Yep, that’s me. I have a tattoo. I’ve had it for a couple of years now, but the meaning behind it has been very much in my mind lately. It’s a water droplet with a cross, and I designed it as a reminder to myself that my life is to be poured out like water in service to Christ. It took me a couple of years to really analyze what I wanted to use as a symbol that would sufficiently sum up how I want to be defined. And this is it. Everything that I ever was, am right now or ever will be is to be poured out.
I gave my life to the Lord when I was three years old. Obviously, it was a very simple and naive decision at that point. But it is a decision that I have never wavered on. As a teen and young adult, I often made decisions that were not in line with God’s will for my life, but He always drew me back and gently corrected me. As time marches on, though, and life only seems to get more complex, I find myself wanting more and more to pour out my life – my own wants, my own comfort, my own ideas of what is best for me and my family.
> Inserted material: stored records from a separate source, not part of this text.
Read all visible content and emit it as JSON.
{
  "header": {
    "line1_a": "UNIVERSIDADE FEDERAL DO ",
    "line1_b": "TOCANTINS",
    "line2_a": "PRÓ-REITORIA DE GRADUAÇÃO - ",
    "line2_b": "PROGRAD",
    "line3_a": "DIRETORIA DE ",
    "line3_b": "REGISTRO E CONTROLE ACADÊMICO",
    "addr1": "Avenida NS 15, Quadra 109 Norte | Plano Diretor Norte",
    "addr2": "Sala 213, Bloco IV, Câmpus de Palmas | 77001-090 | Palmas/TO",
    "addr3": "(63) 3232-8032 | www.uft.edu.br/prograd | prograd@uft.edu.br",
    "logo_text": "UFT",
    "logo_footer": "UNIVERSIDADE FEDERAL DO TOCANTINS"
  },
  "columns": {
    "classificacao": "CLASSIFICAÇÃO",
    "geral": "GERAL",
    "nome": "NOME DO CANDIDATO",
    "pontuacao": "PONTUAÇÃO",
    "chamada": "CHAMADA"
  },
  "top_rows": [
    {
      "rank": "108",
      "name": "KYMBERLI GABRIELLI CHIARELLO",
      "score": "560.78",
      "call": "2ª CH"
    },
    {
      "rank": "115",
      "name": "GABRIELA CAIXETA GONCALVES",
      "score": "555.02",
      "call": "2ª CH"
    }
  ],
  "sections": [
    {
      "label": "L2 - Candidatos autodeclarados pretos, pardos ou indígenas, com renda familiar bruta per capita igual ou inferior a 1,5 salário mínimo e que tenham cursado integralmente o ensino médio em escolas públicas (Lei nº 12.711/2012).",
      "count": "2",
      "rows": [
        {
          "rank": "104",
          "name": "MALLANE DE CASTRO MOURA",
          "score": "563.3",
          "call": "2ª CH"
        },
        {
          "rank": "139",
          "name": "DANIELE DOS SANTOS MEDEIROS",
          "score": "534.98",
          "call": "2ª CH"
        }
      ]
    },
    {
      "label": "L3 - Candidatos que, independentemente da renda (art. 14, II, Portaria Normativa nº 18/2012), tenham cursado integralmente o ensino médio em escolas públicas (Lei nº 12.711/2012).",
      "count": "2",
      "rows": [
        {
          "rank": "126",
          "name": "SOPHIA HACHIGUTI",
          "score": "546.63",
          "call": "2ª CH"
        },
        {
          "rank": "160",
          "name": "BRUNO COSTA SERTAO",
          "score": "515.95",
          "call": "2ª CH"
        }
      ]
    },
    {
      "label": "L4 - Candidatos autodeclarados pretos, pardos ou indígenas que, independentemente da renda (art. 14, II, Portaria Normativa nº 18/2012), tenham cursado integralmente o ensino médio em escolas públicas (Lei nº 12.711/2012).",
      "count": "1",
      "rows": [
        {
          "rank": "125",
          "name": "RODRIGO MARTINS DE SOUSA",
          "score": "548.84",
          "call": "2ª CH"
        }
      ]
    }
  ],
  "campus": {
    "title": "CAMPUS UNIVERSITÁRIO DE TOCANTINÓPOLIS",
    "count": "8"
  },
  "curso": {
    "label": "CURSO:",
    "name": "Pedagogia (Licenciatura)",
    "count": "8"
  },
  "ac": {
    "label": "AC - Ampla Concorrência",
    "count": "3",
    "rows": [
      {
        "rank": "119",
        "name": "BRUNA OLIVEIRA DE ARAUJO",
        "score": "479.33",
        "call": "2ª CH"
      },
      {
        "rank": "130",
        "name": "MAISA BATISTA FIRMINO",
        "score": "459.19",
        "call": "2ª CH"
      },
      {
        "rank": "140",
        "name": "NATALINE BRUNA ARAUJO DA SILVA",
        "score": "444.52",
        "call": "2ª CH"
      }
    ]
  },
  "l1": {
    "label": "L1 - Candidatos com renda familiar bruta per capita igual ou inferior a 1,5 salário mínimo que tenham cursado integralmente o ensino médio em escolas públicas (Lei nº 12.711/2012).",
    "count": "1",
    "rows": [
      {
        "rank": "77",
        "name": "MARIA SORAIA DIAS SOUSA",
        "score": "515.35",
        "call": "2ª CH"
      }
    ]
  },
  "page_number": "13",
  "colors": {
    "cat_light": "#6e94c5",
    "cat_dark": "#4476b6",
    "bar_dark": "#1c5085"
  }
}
Sometimes the decisions are easy. I can see the immediate benefit to following what I know He wants me to do. Sometimes I think I know what I’m getting myself into by following His instructions, and I convince myself that I can deal with the short-term hardship and then there will be great rewards. (Those situations seem to need a daily recommitment as the “short-term” grows longer and the rewards seem farther away and less worthwhile.) And sometimes I feel like I have no choice but to completely let go of everything I hold dear because I can’t control anything and I can’t make sense of what His plan is.
But this I know: He’s worth it. This is why I’ve had it marked on my skin for as long as I have this body: He’s worth it! My life, whether it’s filled with joy or heartbreak, is a mere breath in the scope of time. What on earth do I have to offer, for heaven’s sake? Just me. All of me. It’s not much, but it’s all I’ve got. And He’s worth it all.
The amazing thing is that He considered ME to be worth HIS all.
I mentioned in an earlier post that I’m involved in an Easter Passion play at our church. This role is bigger and more demanding than any role I have ever had (not that that’s a long list). There has been a lot going on in our family and in our plans for the future over these past few months, and it has been difficult for all of us to have me involved in this show. But as I’ve dredged through so many emotions in my character, I have had to get to know Jesus on a deeper level than I ever have before. And I can only come to the same conclusion: He’s worth it.
There is nothing in my life that I would choose to change if it meant loving Him less, serving Him less, or giving Him less glory. I count it all joy if my life can be poured out like water for Him.